Atualmente, a tropa é composta principalmente por policiais civis, militares e bombeiros dos estados.

A proposta autoriza a União a firmar convênios diretamente com os municípios para que os guardas municipais atuem na Força Nacional.

O texto também permite a convocação de guardas municipais aposentados há menos de cinco anos para reforçar o efetivo em operações especiais.

Os guardas municipais que atuarem na Força Nacional terão os mesmos direitos dos demais integrantes da corporação, incluindo o recebimento de diárias e indenização em caso de morte ou invalidez decorrente das missões. O objetivo é assegurar tratamento igualitário aos profissionais mobilizados.

Parecer do relator
Os parlamentares acolheram o parecer do relator, deputado Evair Vieira de Melo (Republicanos-ES), pela aprovação do projeto. Segundo o relator, a medida corrige uma lacuna institucional e valoriza o papel dos municípios na segurança.
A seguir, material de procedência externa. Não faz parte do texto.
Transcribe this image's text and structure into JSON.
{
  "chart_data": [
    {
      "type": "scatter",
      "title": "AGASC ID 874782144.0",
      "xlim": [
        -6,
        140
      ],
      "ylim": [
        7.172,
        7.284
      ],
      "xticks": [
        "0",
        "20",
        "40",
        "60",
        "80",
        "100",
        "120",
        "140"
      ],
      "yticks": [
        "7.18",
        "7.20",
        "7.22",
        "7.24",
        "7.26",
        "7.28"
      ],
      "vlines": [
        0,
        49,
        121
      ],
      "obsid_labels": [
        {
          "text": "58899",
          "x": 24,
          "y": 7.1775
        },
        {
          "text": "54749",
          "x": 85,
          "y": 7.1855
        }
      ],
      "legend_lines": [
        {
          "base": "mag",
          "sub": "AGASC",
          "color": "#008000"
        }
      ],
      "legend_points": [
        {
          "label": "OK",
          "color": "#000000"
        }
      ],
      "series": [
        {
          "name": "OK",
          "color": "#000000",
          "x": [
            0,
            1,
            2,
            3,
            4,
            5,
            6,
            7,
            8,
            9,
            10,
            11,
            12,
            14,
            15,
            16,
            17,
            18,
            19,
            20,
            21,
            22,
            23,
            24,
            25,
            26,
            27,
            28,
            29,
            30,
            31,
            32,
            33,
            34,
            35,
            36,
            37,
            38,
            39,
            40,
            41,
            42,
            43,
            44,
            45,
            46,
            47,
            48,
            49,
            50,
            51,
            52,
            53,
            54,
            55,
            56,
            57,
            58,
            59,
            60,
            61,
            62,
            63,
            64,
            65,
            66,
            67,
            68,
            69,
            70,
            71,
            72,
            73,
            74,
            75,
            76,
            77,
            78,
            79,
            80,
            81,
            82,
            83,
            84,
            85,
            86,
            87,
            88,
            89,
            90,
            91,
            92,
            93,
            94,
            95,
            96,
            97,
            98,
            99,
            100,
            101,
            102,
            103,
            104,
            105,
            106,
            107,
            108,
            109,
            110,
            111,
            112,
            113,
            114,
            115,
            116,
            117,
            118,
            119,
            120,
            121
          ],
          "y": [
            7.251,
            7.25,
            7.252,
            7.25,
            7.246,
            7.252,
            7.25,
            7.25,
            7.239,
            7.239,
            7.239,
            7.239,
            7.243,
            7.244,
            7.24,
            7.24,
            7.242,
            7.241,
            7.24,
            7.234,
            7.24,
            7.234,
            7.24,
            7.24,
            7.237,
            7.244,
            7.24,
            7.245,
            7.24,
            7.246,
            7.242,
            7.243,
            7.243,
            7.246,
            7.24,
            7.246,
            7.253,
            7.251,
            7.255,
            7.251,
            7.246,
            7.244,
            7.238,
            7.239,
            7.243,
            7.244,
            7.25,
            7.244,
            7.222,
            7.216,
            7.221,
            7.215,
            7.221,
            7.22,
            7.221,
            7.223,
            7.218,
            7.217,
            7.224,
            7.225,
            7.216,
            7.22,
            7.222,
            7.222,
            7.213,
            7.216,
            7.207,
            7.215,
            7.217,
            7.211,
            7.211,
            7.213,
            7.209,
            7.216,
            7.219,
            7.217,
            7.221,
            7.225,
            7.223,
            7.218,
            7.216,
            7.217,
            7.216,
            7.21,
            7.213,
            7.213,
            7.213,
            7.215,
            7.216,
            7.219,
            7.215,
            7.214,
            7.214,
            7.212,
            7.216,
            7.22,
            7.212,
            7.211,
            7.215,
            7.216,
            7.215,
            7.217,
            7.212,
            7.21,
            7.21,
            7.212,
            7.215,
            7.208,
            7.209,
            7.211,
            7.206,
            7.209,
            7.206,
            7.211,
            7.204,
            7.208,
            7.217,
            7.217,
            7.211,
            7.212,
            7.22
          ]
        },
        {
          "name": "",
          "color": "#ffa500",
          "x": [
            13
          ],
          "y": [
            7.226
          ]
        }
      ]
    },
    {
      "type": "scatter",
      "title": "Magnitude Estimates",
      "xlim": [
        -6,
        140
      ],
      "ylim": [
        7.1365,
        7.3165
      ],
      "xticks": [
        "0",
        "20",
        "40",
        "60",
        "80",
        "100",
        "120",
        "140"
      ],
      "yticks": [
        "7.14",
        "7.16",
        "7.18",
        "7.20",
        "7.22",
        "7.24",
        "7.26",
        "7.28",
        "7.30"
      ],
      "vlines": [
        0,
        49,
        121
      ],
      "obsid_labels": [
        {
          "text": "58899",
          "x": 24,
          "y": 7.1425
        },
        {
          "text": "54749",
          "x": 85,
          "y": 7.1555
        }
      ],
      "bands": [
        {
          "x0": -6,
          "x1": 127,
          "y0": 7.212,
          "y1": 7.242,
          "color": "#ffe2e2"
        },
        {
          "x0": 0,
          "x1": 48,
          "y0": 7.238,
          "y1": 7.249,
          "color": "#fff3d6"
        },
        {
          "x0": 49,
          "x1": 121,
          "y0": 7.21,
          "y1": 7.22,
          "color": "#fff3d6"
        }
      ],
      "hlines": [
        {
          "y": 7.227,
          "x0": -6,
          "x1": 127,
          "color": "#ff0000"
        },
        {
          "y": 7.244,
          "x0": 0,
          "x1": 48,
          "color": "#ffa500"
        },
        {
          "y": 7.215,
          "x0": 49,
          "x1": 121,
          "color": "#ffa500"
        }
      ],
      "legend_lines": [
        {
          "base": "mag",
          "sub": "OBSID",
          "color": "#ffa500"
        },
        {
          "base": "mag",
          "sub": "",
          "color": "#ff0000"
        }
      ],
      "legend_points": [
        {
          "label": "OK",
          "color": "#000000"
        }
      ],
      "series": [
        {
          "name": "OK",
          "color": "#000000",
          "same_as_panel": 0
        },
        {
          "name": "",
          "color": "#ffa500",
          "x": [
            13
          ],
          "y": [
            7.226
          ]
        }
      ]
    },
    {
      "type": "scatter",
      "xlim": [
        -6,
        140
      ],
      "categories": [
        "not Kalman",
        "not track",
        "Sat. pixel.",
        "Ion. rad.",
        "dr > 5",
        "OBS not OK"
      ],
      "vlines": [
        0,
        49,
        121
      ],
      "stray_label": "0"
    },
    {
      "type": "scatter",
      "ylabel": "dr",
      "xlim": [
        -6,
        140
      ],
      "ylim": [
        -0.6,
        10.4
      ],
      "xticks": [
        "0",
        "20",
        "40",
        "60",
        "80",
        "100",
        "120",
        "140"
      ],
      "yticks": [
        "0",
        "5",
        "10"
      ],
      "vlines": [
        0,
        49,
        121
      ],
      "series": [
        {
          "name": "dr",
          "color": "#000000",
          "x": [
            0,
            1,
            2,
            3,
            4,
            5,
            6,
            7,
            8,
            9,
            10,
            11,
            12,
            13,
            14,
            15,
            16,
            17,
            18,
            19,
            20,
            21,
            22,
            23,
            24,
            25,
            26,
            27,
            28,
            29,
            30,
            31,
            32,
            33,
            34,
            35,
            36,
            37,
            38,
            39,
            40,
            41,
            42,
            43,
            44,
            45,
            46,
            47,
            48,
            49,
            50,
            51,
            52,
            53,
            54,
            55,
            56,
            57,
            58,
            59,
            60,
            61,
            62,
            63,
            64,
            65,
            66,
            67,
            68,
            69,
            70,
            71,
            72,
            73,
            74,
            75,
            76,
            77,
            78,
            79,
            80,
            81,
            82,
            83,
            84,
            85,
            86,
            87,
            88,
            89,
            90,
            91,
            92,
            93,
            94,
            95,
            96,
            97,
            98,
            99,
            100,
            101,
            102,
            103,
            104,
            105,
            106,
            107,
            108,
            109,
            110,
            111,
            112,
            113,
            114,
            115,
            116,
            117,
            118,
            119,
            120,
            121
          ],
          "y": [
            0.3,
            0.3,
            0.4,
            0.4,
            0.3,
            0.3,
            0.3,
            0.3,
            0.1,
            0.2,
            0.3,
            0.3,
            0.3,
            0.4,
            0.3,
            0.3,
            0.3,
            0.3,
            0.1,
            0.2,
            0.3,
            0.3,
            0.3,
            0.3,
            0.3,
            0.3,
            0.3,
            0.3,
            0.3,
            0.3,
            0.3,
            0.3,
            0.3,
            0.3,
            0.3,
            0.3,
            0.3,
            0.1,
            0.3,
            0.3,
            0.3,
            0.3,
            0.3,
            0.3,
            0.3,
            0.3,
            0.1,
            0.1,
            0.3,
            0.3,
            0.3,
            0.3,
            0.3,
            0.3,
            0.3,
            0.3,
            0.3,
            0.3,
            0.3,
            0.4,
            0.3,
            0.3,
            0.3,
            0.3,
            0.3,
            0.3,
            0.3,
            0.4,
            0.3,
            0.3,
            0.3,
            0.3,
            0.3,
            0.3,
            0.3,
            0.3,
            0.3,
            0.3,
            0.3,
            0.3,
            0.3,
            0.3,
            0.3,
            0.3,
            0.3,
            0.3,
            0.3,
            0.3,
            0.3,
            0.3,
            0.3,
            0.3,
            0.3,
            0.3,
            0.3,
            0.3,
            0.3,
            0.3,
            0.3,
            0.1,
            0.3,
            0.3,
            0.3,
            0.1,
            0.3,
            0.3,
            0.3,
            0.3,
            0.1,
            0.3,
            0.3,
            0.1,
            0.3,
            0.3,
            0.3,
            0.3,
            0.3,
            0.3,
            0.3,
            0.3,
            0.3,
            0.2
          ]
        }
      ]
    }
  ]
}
“Ao equalizar o regime de pagamentos e de proteção dos guardas municipais ao das demais corporações, garante-se a igualdade para os agentes que arriscam a vida nessas missões”, disse.

O autor da proposta, deputado Capitão Alden (PL-BA), afirmou que as guardas municipais já são reconhecidas como integrantes do Sistema Único de Segurança Pública (Susp), mas ainda precisavam de uma regra clara para atuar na Força Nacional.

Próximas etapas
A proposta será ainda analisada, em caráter conclusivo, pelas comissões de Segurança Pública e Combate ao Crime Organizado; e de Constituição e Justiça e de Cidadania.

Para virar lei, precisa ser aprovada pela Câmara e pelo Senado.